QUERELA HABITUAL
Três vezes o dragão abriu a boca. E, por três vezes, o metabolismo o obrigou a incendiar o oxigénio que o rodeava. Ficou envergonhado com aquilo. Ficava sempre.
Mas tinha que ser, são fatalidades biológicas.
São Jorge vinha num galope frenético, montando a ali¬mária imaculada das zincogravuras.
O dragão olhou a virgem, já com certa saudade ante¬cipada — e certo alívio — não não teve outro remédio. Abriu a boca pela quarta vez, incendiando tudo em redor, como de costume. Sacudiu uma fagulha demasiado quente que lhe atingira a pálpebra e dispôs-se a mais uma querela crónica.

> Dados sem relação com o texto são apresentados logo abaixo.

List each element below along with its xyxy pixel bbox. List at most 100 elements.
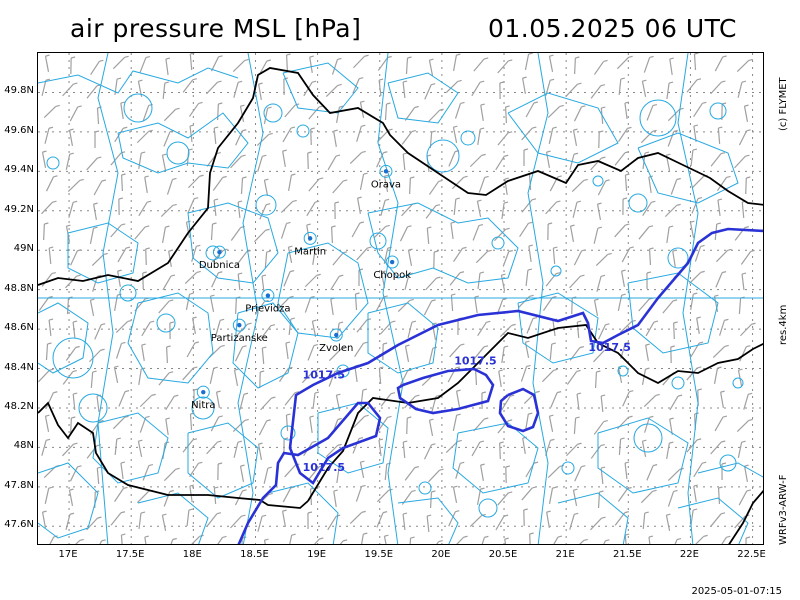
wind-barb [191, 246, 197, 262]
wind-barb-flag [378, 438, 384, 441]
wind-barb-flag [499, 441, 504, 444]
wind-barb [548, 56, 554, 72]
lon-tick-label: 19E [307, 549, 327, 560]
city-dot [217, 249, 222, 255]
wind-barb-flag [696, 316, 701, 319]
wind-barb [596, 204, 602, 220]
wind-barb [282, 151, 286, 167]
wind-barb [185, 222, 191, 238]
wind-barb-flag [148, 463, 154, 467]
wind-barb-flag [51, 272, 56, 275]
wind-barb-flag [100, 348, 105, 351]
wind-barb-flag [451, 293, 456, 296]
wind-barb-flag [385, 198, 390, 201]
wind-barb [736, 419, 750, 433]
wind-barb-flag [42, 150, 47, 153]
wind-barb [397, 299, 411, 313]
wind-barb-flag [188, 148, 193, 151]
city-dot [334, 332, 339, 338]
wind-barb-flag [172, 177, 177, 180]
wind-barb-flag [214, 486, 219, 489]
wind-barb-flag [646, 271, 652, 274]
wind-barb [187, 198, 195, 214]
wind-barb-flag [748, 418, 753, 421]
wind-barb-flag [717, 366, 722, 369]
wind-barb-flag [694, 53, 699, 55]
wind-barb-flag [289, 270, 295, 273]
wind-barb-flag [334, 201, 340, 204]
wind-barb [112, 56, 126, 70]
wind-barb [455, 391, 461, 407]
wind-barb [69, 466, 79, 482]
wind-barb-flag [645, 367, 650, 370]
wind-barb [614, 224, 626, 238]
wind-barb [715, 249, 729, 263]
wind-barb [497, 132, 509, 146]
wind-barb [209, 296, 215, 312]
wind-barb-flag [148, 129, 153, 132]
wind-barb [230, 227, 242, 241]
wind-barb-flag [575, 56, 580, 59]
wind-barb [254, 301, 266, 315]
lat-tick-label: 48.2N [4, 400, 34, 412]
wind-barb-flag [505, 105, 510, 108]
wind-barb-flag [583, 538, 588, 541]
wind-barb [428, 60, 434, 76]
wind-barb-flag [237, 440, 243, 443]
wind-barb [257, 444, 263, 460]
wind-barb-flag [359, 77, 364, 80]
wind-barb [110, 224, 122, 238]
isobar-label: 1017.5 [303, 368, 345, 381]
wind-barb-flag [721, 80, 726, 83]
wind-barb [493, 228, 507, 242]
wind-barb-flag [596, 370, 601, 373]
wind-barb-flag [49, 368, 54, 371]
wind-barb [120, 462, 124, 480]
wind-barb [670, 179, 678, 195]
wind-barb [356, 126, 362, 142]
wind-barb-flag [407, 369, 412, 372]
lon-tick-label: 20E [431, 549, 451, 560]
wind-barb [738, 297, 742, 315]
wind-barb-flag [69, 128, 74, 131]
wind-barb-flag [262, 346, 267, 349]
wind-barb [330, 275, 340, 291]
wind-barb [258, 420, 268, 436]
wind-barb [566, 371, 578, 385]
wind-barb-flag [391, 320, 396, 323]
wind-barb [665, 515, 671, 531]
wind-barb-flag [361, 510, 366, 513]
wind-barb-flag [511, 323, 516, 326]
wind-barb-flag [77, 105, 82, 108]
wind-barb [710, 81, 722, 95]
wind-barb [448, 511, 456, 527]
wind-barb [70, 250, 78, 266]
wind-barb-flag [117, 293, 122, 296]
wind-barb [66, 297, 70, 315]
wind-barb [428, 469, 440, 483]
wind-barb [481, 537, 485, 544]
wind-barb [455, 463, 461, 479]
wind-barb [191, 535, 201, 544]
wind-barb-flag [533, 461, 539, 464]
wind-barb [189, 462, 199, 478]
lon-tick-label: 22E [679, 549, 699, 560]
wind-barb-flag [125, 246, 131, 249]
wind-barb [429, 491, 433, 509]
wind-barb [529, 533, 531, 544]
wind-barb-flag [340, 347, 345, 350]
wind-barb [239, 466, 245, 482]
wind-barb-flag [644, 511, 649, 514]
wind-barb [691, 198, 699, 214]
wind-barb-flag [549, 414, 554, 417]
wind-barb [311, 321, 317, 337]
wind-barb [401, 203, 413, 217]
wind-barb-flag [474, 295, 479, 298]
wind-barb [741, 201, 745, 219]
wind-barb [402, 441, 406, 459]
wind-barb [186, 509, 190, 527]
wind-barb [669, 395, 679, 411]
lon-tick-label: 22.5E [737, 549, 766, 560]
wind-barb-flag [141, 343, 146, 346]
wind-barb [399, 226, 409, 242]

São Jorge chegava, com a lança, a pluma no capacete renascentista e a couraça desenhada por Leonardo da Vinci. Vinha fulgurante e até extremamente gráfico, evitando que a alimária tropeçasse em demasia.
O dragão retorceu-se um pouco, fez a cena habitual e depois desistiu. Estava farto de hagiologia. Tanto trabalho também era exagero. E logo por uma virgem, que diabo!
A virgem olhou os dois. Depois resolveu-se e optou pelo São Jorge. Coitado.